Le vrai et le faux ne sont pas seulement deux valeurs logiques. Ils organisent la confiance, la justice, la religion, la science, la politique, la mémoire et désormais les machines. Cette opposition a traversé l’histoire humaine parce qu’elle répond à une nécessité pratique : agir suppose de distinguer ce qui est de ce qui n’est pas, ce qui a eu lieu de ce qui a été inventé, le témoin fiable du trompeur, le signal du bruit. Mais cette distinction vitale s’est progressivement changée en architecture générale du monde. À force de décider par oui ou par non, nous avons fini par croire que le réel lui-même était binaire.

1. Avant la philosophie : survivre, croire, tromper

Il n’existe pas de date de naissance du vrai et du faux. Un animal qui fuit une fausse alerte, un chasseur qui lit une trace, un groupe qui évalue le témoignage d’un membre rencontrent déjà une différence entre l’indice fiable et l’indice trompeur. Chez les humains, le langage ajoute une opération nouvelle : il permet d’évoquer ce qui n’est pas présent, de raconter ce qui n’a pas eu lieu et de partager une fiction en sachant parfois qu’elle en est une.

Cette possibilité produit à la fois la culture et le mensonge. Un récit mythique peut être factuellement invérifiable mais socialement structurant. Une erreur est une proposition fausse tenue pour vraie ; un mensonge ajoute une intention de tromper ; une fiction établit un pacte où l’invention ne prétend pas être un fait ; une illusion est une expérience qui résiste parfois à ce que nous savons. Confondre ces catégories empêche déjà de comprendre le problème.

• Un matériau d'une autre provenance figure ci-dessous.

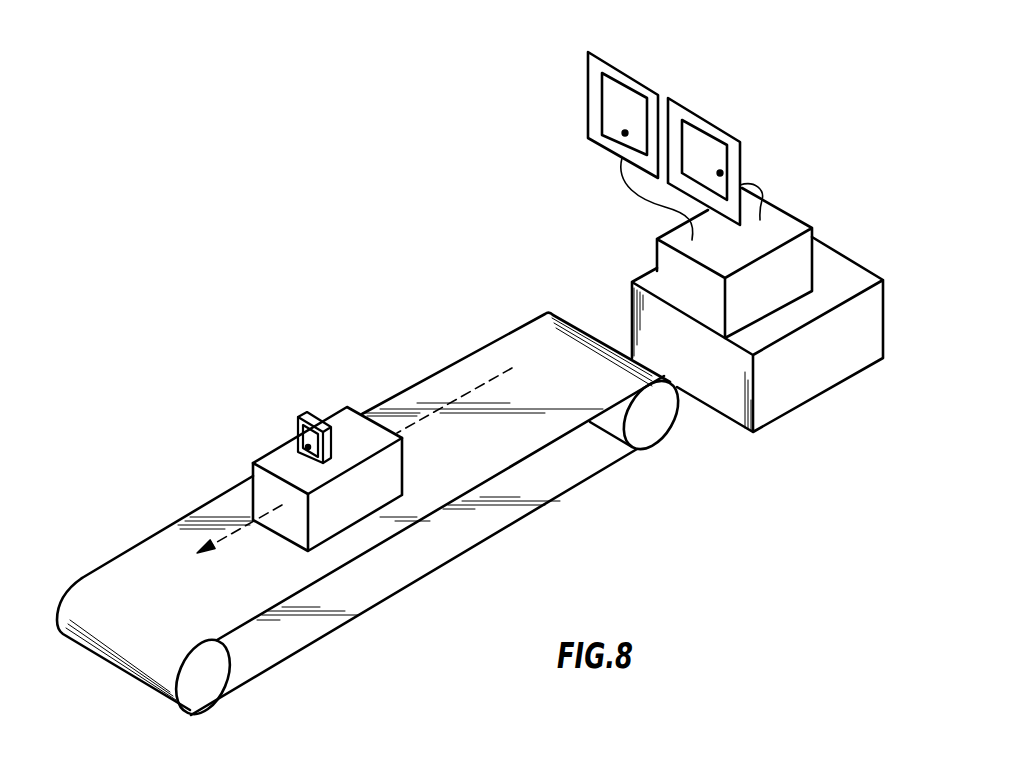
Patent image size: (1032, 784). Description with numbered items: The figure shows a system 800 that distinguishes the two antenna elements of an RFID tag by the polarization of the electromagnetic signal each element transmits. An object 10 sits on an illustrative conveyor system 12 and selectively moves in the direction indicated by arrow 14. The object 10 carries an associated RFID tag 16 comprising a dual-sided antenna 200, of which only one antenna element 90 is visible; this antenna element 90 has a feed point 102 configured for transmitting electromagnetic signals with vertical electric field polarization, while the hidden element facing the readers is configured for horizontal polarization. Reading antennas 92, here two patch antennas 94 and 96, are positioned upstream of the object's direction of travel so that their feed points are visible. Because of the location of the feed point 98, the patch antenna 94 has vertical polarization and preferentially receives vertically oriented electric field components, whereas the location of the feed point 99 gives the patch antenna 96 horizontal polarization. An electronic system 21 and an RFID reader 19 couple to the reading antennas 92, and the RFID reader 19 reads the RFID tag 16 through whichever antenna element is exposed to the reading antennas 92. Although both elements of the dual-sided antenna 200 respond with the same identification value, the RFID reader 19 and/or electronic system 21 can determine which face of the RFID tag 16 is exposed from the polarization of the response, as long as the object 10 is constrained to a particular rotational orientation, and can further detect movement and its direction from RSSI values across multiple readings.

The system 800 is at (229, 155).
The conveyor system 12 is at (498, 337).
The arrow 14 is at (233, 533).
The RFID tag 16 is at (331, 397).
The object 10 is at (253, 462).
The dual-sided antenna 200 is at (303, 415).
The antenna element 90 is at (298, 433).
The feed point 102 is at (308, 450).
The reading antennas 92 is at (696, 62).
The patch antenna 94 is at (588, 84).
The feed point 98 is at (625, 133).
The patch antenna 96 is at (742, 156).
The feed point 99 is at (720, 173).
The RFID reader 19 is at (797, 219).
The electronic system 21 is at (858, 263).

La dualité s’impose parce qu’un collectif doit trancher : croire ou ne pas croire, condamner ou acquitter, suivre une piste ou l’abandonner. La décision est binaire même lorsque le monde qui la précède ne l’est pas.

2. Dire de ce qui est qu’il est

Buste en marbre d’Aristote conservé au musée du Louvre
Buste d’Aristote, copie romaine d’un bronze perdu attribué à Lysippe, musée du Louvre. Photographie réelle : Eric Gaba, Wikimedia Commons, CC BY-SA.

La philosophie grecque transforme une exigence pratique en problème conceptuel. Dans l’allégorie de la caverne, Platon oppose les ombres prises pour le réel au mouvement difficile vers ce qui les produit. La vérité devient dévoilement, conversion du regard et sortie d’un régime d’apparences. Mais le philosophe sait aussi que la cité se gouverne par des récits, au risque d’un usage politique du « noble mensonge ».

Aristote donne à la tradition occidentale sa formule la plus durable : dire de ce qui est qu’il est, et de ce qui n’est pas qu’il n’est pas, c’est dire vrai. La vérité devient une relation entre proposition et état du monde. Autour de cette conception se stabilisent trois principes : identité, non-contradiction et tiers exclu. Une proposition ne peut pas, sous le même rapport, être vraie et fausse ; entre elle et sa négation, aucune troisième possibilité n’est admise.

Cette logique est extraordinairement puissante. Elle ne décrit pourtant pas automatiquement toutes les nuances du langage, du temps ou de l’expérience. « La porte est ouverte » semble bivalent. « Il pleuvra ici dans mille ans », « cette œuvre est belle » ou « ce message est intelligent » ne reçoivent pas leur valeur de la même façon.

3. La vérité devient une obligation morale

Les traditions religieuses et juridiques donnent à la véracité une portée morale : le faux témoignage détruit la justice, la promesse mensongère détruit le contrat, la parole trompeuse détruit la communauté. Saint Augustin distingue plusieurs espèces de mensonges tout en refusant de les rendre bons par leur intention. Bien plus tard, Kant radicalise la position : mentir attaque la possibilité même d’une parole à laquelle on puisse se fier.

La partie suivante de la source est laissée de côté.